Hannu Raittila: Terminaali

Hannu Raittila
Photographer
Kontakt forlaget
Novel, Siltala, 2013

With sixteen published works to his name, Hannu Raittila (b. 1956) has become firmly established as a key contemporary Finnish author. He received the Finlandia Prize for his novel Canal Grande (2001). His current novel Terminaali (2013), in English “Terminal”, was awarded the Runeberg Prize in 2014 and was a contender for the Finlandia Prize the previous year.

Raittila’s novels and essays have been referred to as “engineer’s prose” because of the way he likes to portray the world in technological terms. In Raittila’s fictional world, technological innovation and quantifiable things symbolise man’s creative power and ability to influence his surroundings. At the same time, there is a paradoxical idea of hubris; an effort to create magnificent works which falters as a result of megalomania.
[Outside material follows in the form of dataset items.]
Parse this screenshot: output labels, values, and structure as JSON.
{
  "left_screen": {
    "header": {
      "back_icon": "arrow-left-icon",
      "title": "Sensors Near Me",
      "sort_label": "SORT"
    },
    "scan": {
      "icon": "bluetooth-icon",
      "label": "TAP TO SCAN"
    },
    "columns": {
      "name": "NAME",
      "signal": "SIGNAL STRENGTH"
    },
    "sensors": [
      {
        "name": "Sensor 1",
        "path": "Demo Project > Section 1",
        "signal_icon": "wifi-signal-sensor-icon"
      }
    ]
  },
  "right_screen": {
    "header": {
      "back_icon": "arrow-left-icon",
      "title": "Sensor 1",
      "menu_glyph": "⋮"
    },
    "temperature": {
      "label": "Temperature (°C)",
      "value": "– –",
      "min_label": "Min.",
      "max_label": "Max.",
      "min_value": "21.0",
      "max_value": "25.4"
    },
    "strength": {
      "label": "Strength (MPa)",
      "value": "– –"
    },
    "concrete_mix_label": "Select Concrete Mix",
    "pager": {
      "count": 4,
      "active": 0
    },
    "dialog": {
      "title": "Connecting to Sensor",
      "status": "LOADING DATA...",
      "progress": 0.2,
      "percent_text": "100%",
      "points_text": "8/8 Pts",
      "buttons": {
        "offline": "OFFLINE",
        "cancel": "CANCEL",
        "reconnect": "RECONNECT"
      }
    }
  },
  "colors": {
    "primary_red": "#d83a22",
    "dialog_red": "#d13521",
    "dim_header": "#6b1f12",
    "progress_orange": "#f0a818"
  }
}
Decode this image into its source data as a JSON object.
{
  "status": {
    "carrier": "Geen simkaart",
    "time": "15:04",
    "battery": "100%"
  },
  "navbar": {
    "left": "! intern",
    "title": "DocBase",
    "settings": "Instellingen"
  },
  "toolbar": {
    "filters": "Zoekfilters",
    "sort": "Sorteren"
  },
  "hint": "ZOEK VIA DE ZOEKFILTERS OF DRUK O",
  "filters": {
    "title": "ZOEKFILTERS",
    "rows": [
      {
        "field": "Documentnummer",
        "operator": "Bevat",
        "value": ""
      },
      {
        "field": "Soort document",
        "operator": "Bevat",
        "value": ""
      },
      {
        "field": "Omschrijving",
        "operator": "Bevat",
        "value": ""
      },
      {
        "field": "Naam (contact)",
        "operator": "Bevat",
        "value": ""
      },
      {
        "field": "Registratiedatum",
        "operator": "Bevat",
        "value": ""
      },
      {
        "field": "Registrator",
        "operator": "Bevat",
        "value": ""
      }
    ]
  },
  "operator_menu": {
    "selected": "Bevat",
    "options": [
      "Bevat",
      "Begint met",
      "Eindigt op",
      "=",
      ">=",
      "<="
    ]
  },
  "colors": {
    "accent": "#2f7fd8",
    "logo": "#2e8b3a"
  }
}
In Raittila’s reality, faith in technology strives to replace God’s creation, but a world built on technology proves to be a deeply vulnerable, crumbling illusion.

Where in Canal Grande, Raittila moves his protagonist to Venice to prevent the city from sinking into the sea, Terminaali deals with the world at large, both at sea and in the air. The story is apparently about a broken family seeking togetherness, but ultimately it depicts Western culture as doomed and the collision of eastern and western spheres of existence.  

Raittila develops the novel by creating parallel micro and macrocosms. He cultivates analogies and portrays the family’s problems by way of comparison with the inward and outward movements of the continental shelf. “Even people recede from and approach one another in mysterious cyclical movements – even the members of a family.” The original core of the family now reduced following a tragic farewell, it ultimately experiences something akin to the harmony in the Finnish midsummer light.

Raittila associates the destiny of the Finnish Lampen family with the global crisis triggered by the events of 9/11 in 2001. The novel’s chronology follows the time before and after the atrocity. The daughter Paula, who calls herself Laura like the main character of the TV series Twin Peaks, is on a flight to the US when the towers collapse and she ends up stuck indefinitely at a Canadian airport terminal. Terminals and ports become familiar places to Laura, who together with her companion Sara engages in a girlish subculture; hanging about airports becomes a lifestyle. The airports and travelling are a new religion in a time of materialism, and their rituals are reminiscent of spiritual rites.

It is from the perspective of Laura’s diaries that the novel provides the reader with an insight into her world. We find out about her life path: after multifarious experiences and changes of identity, she ends up with a Palestinian terrorist and dies a martyr. Thematically, however, Laura’s Swedish-speaking father, Johan, and his wife, Pirjo, serve as the real protagonists. As narrator, Johan becomes aware of his interest in technology when he is travelling around the world as a border patrol officer. He starts searching for his daughter, whom he last saw as an infant. For her part, Pirjo’s involvement is as a newscaster and representative of media technology in a story about the world as shared living room increasingly subject to manipulation.

The technique for showing perspective that Raittila has chosen provides the novel with a range of discourse and stylistic devices. There are Laura’s naive diary entries and Johan’s profound self-analyses, the occasional emotionally charged outbursts from Pirjo and Sara’s disassociated reports. The novel is in constant motion, the plot maintaining constant tension right until the end. Each chapter introduces fresh dimensions into this well-structured whole.

The novel contains a wealth of intertextual elements. You will find references to Biblestories and Homer’s Odyssey, as well as to modern classics such as Joseph Conrad's Heart of Darkness and the realist narrative tradition of Väinö Linna. In his ability to make universal statements, in his own way Raittila is continuing Linna’s work, but broadens its reach to include global reality.

The novel’s title, Terminaali, is a clear reference to airport terminals, but it can also be viewed as epitomising the negative consequences of excessive globalisation. The technology behind the networks for communication leads to new conflicts which threaten both the environment and culture generally. The eschatological world that the novel depicts has declined into ill health and is entering its terminal stage, which could be a dead end.